The issue of occupational diseases in the urgent care setting has be explored in the past with a focus on the more general flu (influenza), where it’s accepted that the flu is ubiquitous, community acquired, and has a long incubation period making it difficult to impossible the time/source of infection as being job-related.[3]

The Coronavirus can be set apart from influenza in terms of urgent care exposure, and thought of as more akin to an HIV infection from a bloodborne pathogen exposure in the urgent care. In that situation, there is a specific and identifiable source, a mode of transmission, and the fact that it’s not a disease that staff would typically be exposed to outside of work in a health care setting.
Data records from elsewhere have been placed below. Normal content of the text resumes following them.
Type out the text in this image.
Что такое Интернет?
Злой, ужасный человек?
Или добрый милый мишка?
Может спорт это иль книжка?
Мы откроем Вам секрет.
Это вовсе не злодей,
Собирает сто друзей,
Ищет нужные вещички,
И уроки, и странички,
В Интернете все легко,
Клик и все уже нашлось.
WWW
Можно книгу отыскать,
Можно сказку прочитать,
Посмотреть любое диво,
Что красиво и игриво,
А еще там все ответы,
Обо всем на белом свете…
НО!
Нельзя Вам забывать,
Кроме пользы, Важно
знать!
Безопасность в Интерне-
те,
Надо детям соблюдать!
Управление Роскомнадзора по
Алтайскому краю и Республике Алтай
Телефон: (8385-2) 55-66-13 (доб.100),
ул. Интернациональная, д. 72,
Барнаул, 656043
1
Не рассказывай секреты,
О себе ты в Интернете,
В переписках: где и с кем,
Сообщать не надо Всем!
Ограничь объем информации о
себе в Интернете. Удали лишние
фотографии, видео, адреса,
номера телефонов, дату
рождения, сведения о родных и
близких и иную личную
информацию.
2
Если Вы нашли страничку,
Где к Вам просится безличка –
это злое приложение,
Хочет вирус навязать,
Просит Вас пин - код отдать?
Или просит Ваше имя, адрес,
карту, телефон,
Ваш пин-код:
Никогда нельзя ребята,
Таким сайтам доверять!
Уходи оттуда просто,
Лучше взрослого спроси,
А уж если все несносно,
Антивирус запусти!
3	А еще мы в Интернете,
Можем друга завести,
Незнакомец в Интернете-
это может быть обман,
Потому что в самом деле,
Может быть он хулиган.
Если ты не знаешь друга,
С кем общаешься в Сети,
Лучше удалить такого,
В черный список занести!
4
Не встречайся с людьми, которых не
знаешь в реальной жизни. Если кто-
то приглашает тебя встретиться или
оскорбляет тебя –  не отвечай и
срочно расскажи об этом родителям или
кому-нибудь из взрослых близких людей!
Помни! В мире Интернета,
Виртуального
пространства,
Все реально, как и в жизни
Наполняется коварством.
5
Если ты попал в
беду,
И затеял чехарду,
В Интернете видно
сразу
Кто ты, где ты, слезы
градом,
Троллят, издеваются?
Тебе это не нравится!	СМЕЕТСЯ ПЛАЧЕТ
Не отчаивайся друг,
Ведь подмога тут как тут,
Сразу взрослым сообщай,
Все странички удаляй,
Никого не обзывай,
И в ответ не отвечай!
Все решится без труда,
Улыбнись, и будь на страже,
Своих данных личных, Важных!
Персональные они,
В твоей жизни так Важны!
With that preface, there are generally several specific elements that must be satisfied before any illness or disease—including the Coronavirus—qualifies as occupational and thus compensable under workers’ compensation:

  • The illness or disease must be “occupational,” meaning that it arose out of and was in the course and scope of the employment; and
  • The illness or disease must arise out of or be caused by conditions “peculiar” to the work.[4]
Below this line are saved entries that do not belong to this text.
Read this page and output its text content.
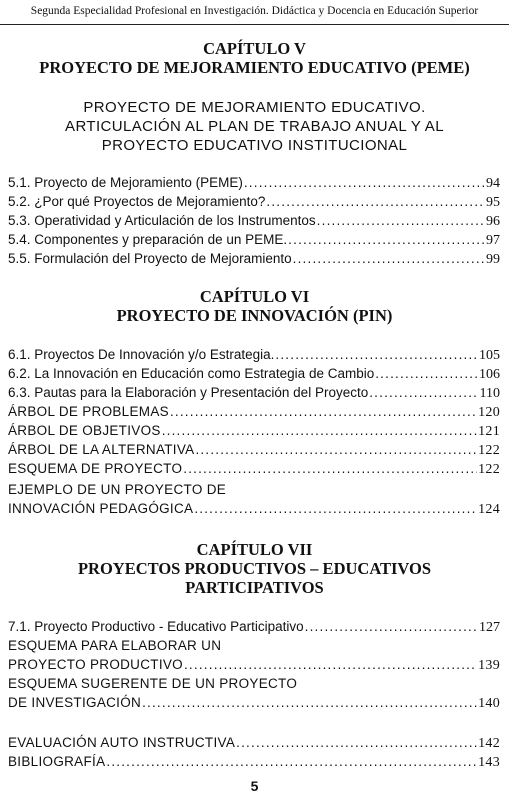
Segunda Especialidad Profesional en Investigación. Didáctica y Docencia en Educación Superior
CAPÍTULO V
PROYECTO DE MEJORAMIENTO EDUCATIVO (PEME)
PROYECTO DE MEJORAMIENTO EDUCATIVO.
ARTICULACIÓN AL PLAN DE TRABAJO ANUAL Y AL
PROYECTO EDUCATIVO INSTITUCIONAL
5.1. Proyecto de Mejoramiento (PEME) .....	94
5.2. ¿Por qué Proyectos de Mejoramiento? .....	95
5.3. Operatividad y Articulación de los Instrumentos .....	96
5.4. Componentes y preparación de un PEME. .....	97
5.5. Formulación del Proyecto de Mejoramiento .....	99
CAPÍTULO VI
PROYECTO DE INNOVACIÓN (PIN)
6.1. Proyectos De Innovación y/o Estrategia. .....	105
6.2. La Innovación en Educación como Estrategia de Cambio .....	106
6.3. Pautas para la Elaboración y Presentación del Proyecto .....	110
ÁRBOL DE PROBLEMAS .....	120
ÁRBOL DE OBJETIVOS .....	121
ÁRBOL DE LA ALTERNATIVA .....	122
ESQUEMA DE PROYECTO .....	122
EJEMPLO DE UN PROYECTO DE
INNOVACIÓN PEDAGÓGICA .....	124
CAPÍTULO VII
PROYECTOS PRODUCTIVOS – EDUCATIVOS
PARTICIPATIVOS
7.1. Proyecto Productivo - Educativo Participativo .....	127
ESQUEMA PARA ELABORAR UN
PROYECTO PRODUCTIVO .....	139
ESQUEMA SUGERENTE DE UN PROYECTO
DE INVESTIGACIÓN .....	140
EVALUACIÓN AUTO INSTRUCTIVA .....	142
BIBLIOGRAFÍA .....	143
5
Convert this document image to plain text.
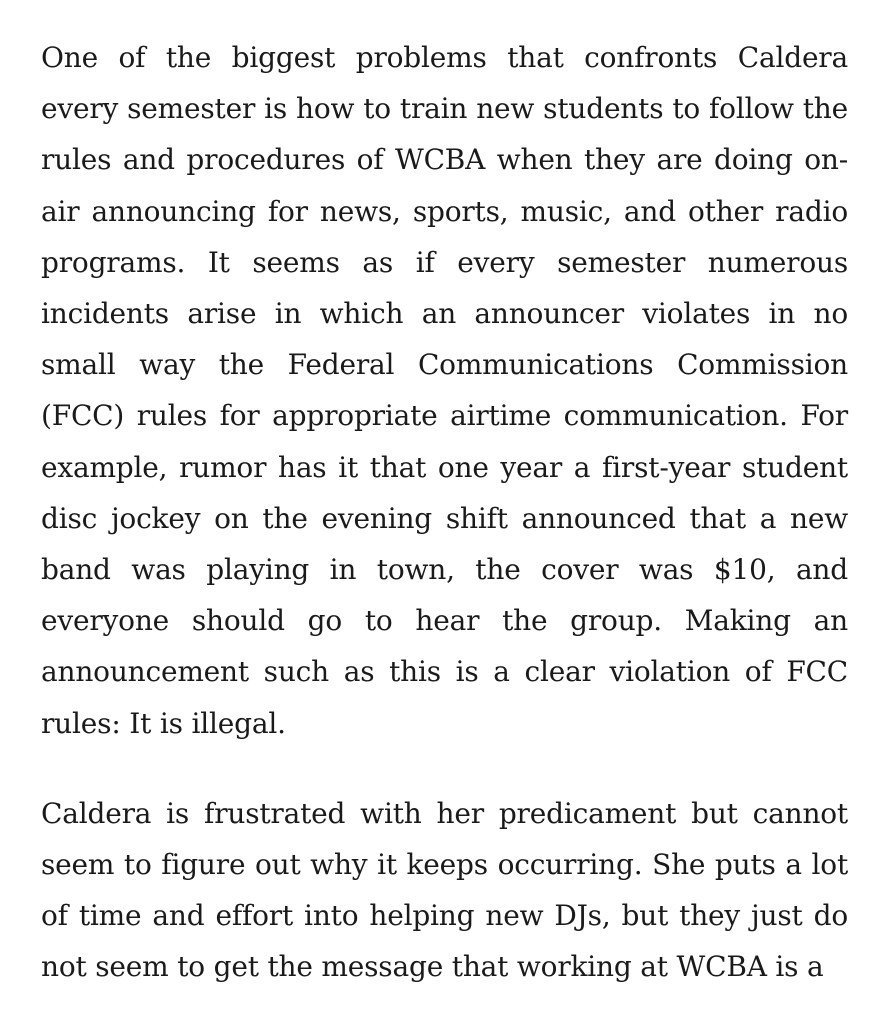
One of the biggest problems that confronts Caldera every semester is how to train new students to follow the rules and procedures of WCBA when they are doing on-air announcing for news, sports, music, and other radio programs. It seems as if every semester numerous incidents arise in which an announcer violates in no small way the Federal Communications Commission (FCC) rules for appropriate airtime communication. For example, rumor has it that one year a first-year student disc jockey on the evening shift announced that a new band was playing in town, the cover was $10, and everyone should go to hear the group. Making an announcement such as this is a clear violation of FCC rules: It is illegal.

Caldera is frustrated with her predicament but cannot seem to figure out why it keeps occurring. She puts a lot of time and effort into helping new DJs, but they just do not seem to get the message that working at WCBA is a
Simply stated, to be a compensable injury, the disease must occur a result of the ill worker’s employment. Further discussion on these required elements follows.
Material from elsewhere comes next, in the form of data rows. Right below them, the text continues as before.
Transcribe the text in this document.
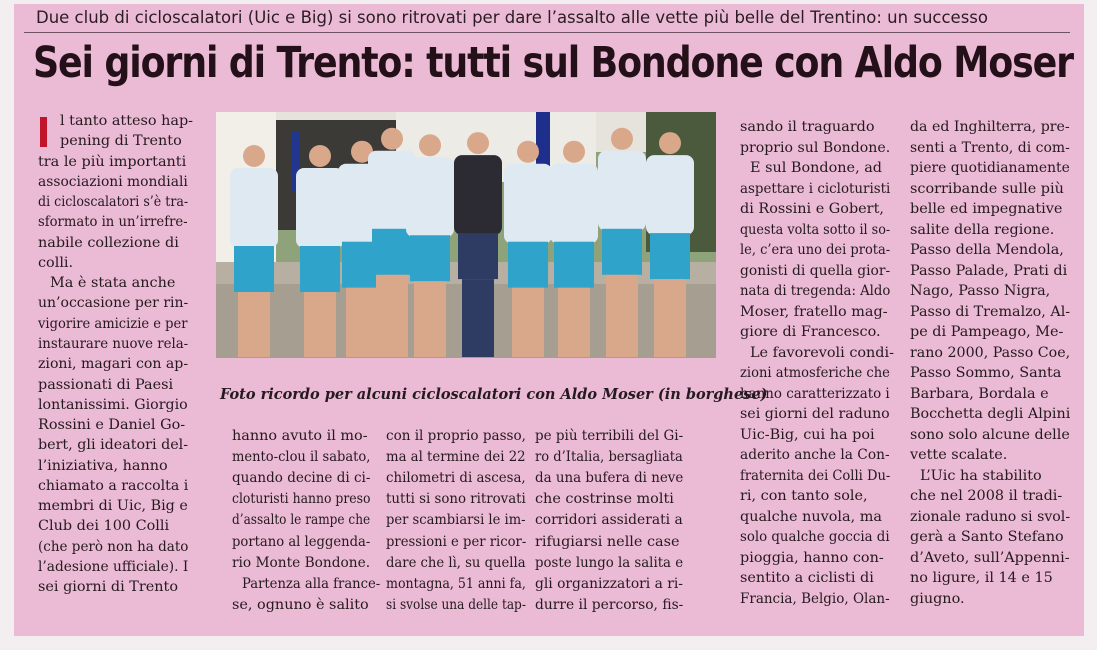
Due club di cicloscalatori (Uic e Big) si sono ritrovati per dare l’assalto alle vette più belle del Trentino: un successo
Sei giorni di Trento: tutti sul Bondone con Aldo Moser
Foto ricordo per alcuni cicloscalatori con Aldo Moser (in borghese)
l tanto atteso hap-
pening di Trento
tra le più importanti
associazioni mondiali
di cicloscalatori s’è tra-
sformato in un’irrefre-
nabile collezione di
colli.
Ma è stata anche
un’occasione per rin-
vigorire amicizie e per
instaurare nuove rela-
zioni, magari con ap-
passionati di Paesi
lontanissimi. Giorgio
Rossini e Daniel Go-
bert, gli ideatori del-
l’iniziativa, hanno
chiamato a raccolta i
membri di Uic, Big e
Club dei 100 Colli
(che però non ha dato
l’adesione ufficiale). I
sei giorni di Trento
hanno avuto il mo-
mento-clou il sabato,
quando decine di ci-
cloturisti hanno preso
d’assalto le rampe che
portano al leggenda-
rio Monte Bondone.
Partenza alla france-
se, ognuno è salito
con il proprio passo,
ma al termine dei 22
chilometri di ascesa,
tutti si sono ritrovati
per scambiarsi le im-
pressioni e per ricor-
dare che lì, su quella
montagna, 51 anni fa,
si svolse una delle tap-
pe più terribili del Gi-
ro d’Italia, bersagliata
da una bufera di neve
che costrinse molti
corridori assiderati a
rifugiarsi nelle case
poste lungo la salita e
gli organizzatori a ri-
durre il percorso, fis-
sando il traguardo
proprio sul Bondone.
E sul Bondone, ad
aspettare i cicloturisti
di Rossini e Gobert,
questa volta sotto il so-
le, c’era uno dei prota-
gonisti di quella gior-
nata di tregenda: Aldo
Moser, fratello mag-
giore di Francesco.
Le favorevoli condi-
zioni atmosferiche che
hanno caratterizzato i
sei giorni del raduno
Uic-Big, cui ha poi
aderito anche la Con-
fraternita dei Colli Du-
ri, con tanto sole,
qualche nuvola, ma
solo qualche goccia di
pioggia, hanno con-
sentito a ciclisti di
Francia, Belgio, Olan-
da ed Inghilterra, pre-
senti a Trento, di com-
piere quotidianamente
scorribande sulle più
belle ed impegnative
salite della regione.
Passo della Mendola,
Passo Palade, Prati di
Nago, Passo Nigra,
Passo di Tremalzo, Al-
pe di Pampeago, Me-
rano 2000, Passo Coe,
Passo Sommo, Santa
Barbara, Bordala e
Bocchetta degli Alpini
sono solo alcune delle
vette scalate.
L’Uic ha stabilito
che nel 2008 il tradi-
zionale raduno si svol-
gerà a Santo Stefano
d’Aveto, sull’Appenni-
no ligure, il 14 e 15
giugno.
The Definition of “Occupational Disease”

There is a range of definitions for “occupational disease.” For example, on the simple side is the definition in Washington, where “occupational disease” means “such disease or infection as arises naturally and proximately out of employment under the mandatory or elective adoption provisions of this title.”[5] In contrast, Ohio statutes define “occupational disease” with greater detail:

[A] disease contracted in the course of employment, which by its causes and the characteristics of its manifestation or the condition of the employment results in a hazard which distinguishes the employment in character from employment generally, and the employment creates a risk of contracting the disease in greater degree and in a different manner from the public in general.[6]

Some states require more than this. For example, Arizona has six requirements, including proof of a “direct causal connection between the conditions under which the work is performed and the occupational disease.”[7]

In all of the definitions, there must be a sufficient causal connection or link between the employment and the injury or the contracting of the disease.[8] Courts will look at the degree to which there is a sufficient causal connection between an employee’s disease and his employment to justify workers’ compensation benefits.[9] Again, courts and legislatures have defined this causal connection in a variety of ways. In most cases, “it depends,” which is the answer to most questions of legal analysis. Here, the answer hinges on the totality of the facts and circumstances surrounding the incident, including:

  1. The proximity of the place of the contact to the place of employment;
  2. The degree of control the employer had over the place of the contact; and
  3. The benefit the employer received from the contracting employee’s presence at the place of the accident.[10]

These factors are not exhaustive, but are “illustrative of the facts to be considered under the totality of the circumstances.”[11] For example, one author notes that the determination of whether an illness is occupational, peculiar to the work, and ultimately compensable is not necessarily based on the disease in question but on the facts surrounding the worker’s illness. Some of the factors analyzed include:

  • The timing of the symptoms in relation to work, and whether they worsen at work and improve following prolonged absence from work;
  • Whether other staff at the urgent care center exhibit or have experienced similar symptoms;
  • The commonality of the illness, such as Coronavirus, to healthcare workers in the industry;
  • A staff member’s predisposition to the illness (such as an allergy or other medical issue); and
  • The worker’s personal habits and medical history.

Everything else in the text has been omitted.